Inuits of Greenland have used beads to decorate themselves and their clothes as well as amulets for good fortune and protection against evil spirits for thousands of years. The earliest known beads were made of natural material as soft stone, bones, mussels, teeth and parts of the fish vertebrae and skeleton. Tiny beads of fish vertebrae coloured with blood, juice from berries and herbs and then mixed with the natural off white, were strung up to get different patterns for adornment long before the arrival of whaling ships and missionaries, who were responsible for bringing European glass beads to trade in the early 18th century.
The elaborate use of imported European glass beads as seen today in the beautiful collars for their national costume is a rather new fashion starting at the beginning of the 1900 century. As people got more money and the beads became cheaper to buy, the collar has developed from maybe a few beads around the neck opening to large collars reaching down to the elbows.

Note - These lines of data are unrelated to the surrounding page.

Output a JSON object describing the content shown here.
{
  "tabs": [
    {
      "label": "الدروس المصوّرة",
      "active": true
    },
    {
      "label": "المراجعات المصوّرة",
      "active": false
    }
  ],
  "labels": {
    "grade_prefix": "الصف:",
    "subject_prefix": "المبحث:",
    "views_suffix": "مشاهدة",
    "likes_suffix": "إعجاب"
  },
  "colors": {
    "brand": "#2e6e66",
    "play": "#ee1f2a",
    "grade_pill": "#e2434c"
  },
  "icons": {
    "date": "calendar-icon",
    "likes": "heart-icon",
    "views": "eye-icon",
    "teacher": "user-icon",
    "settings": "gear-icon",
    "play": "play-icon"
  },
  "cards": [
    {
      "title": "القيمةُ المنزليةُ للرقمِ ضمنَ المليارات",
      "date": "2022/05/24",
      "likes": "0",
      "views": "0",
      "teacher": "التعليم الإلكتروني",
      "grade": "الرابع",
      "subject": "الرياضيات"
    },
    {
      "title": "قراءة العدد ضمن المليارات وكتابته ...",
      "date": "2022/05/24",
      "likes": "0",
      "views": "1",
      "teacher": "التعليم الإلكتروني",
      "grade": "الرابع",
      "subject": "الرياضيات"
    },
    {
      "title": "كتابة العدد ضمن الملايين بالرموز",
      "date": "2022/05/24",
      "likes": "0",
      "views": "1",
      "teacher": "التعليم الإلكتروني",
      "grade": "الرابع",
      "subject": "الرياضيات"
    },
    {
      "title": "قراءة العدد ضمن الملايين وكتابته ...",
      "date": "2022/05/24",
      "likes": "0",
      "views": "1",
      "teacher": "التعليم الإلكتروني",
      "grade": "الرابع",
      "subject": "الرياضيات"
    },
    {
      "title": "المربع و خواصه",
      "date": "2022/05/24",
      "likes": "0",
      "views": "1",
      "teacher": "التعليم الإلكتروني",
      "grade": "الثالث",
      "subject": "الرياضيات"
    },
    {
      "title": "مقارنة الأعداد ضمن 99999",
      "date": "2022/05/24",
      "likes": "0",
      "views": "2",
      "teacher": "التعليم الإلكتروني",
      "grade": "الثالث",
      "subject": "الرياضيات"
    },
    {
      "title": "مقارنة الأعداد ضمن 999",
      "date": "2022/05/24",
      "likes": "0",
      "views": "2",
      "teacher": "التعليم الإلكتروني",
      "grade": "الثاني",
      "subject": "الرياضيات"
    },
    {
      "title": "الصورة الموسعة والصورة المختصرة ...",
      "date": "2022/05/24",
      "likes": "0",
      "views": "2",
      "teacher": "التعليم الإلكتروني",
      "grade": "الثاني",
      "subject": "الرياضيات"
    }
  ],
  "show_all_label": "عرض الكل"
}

The traditional women parkas made of leather had a big hood in the back where they could carry their little once. The edge of the hood was decorated with strings of large beads, as well as the hem and cuffs and today you can see some amazing examples in museums both in Nuuk and Canada. Over time the parkas changed and the large hood became smaller and smaller until the form of a wide standing collar was all that remained. The animal skin was replaced by cloth and only black seal skin is today kept as decoration for the neck and arms. In this transformation the beadwork became more and more extensive and today mirrors the beautiful geometrical patterns made by small strips of leather to decorate their kamiks (boots). Men don’t use beads on their costumes, but often as a totem.
Beadwork became immense popular among women and were used to decorate many household items such as serviette rings, Christmas decoration, candleholders and table mats.
A tradition probably imported from Denmark or Norway is the knitted wrist warmers also with beautiful glass bead patterns used both with the national costume as well as in everyday life.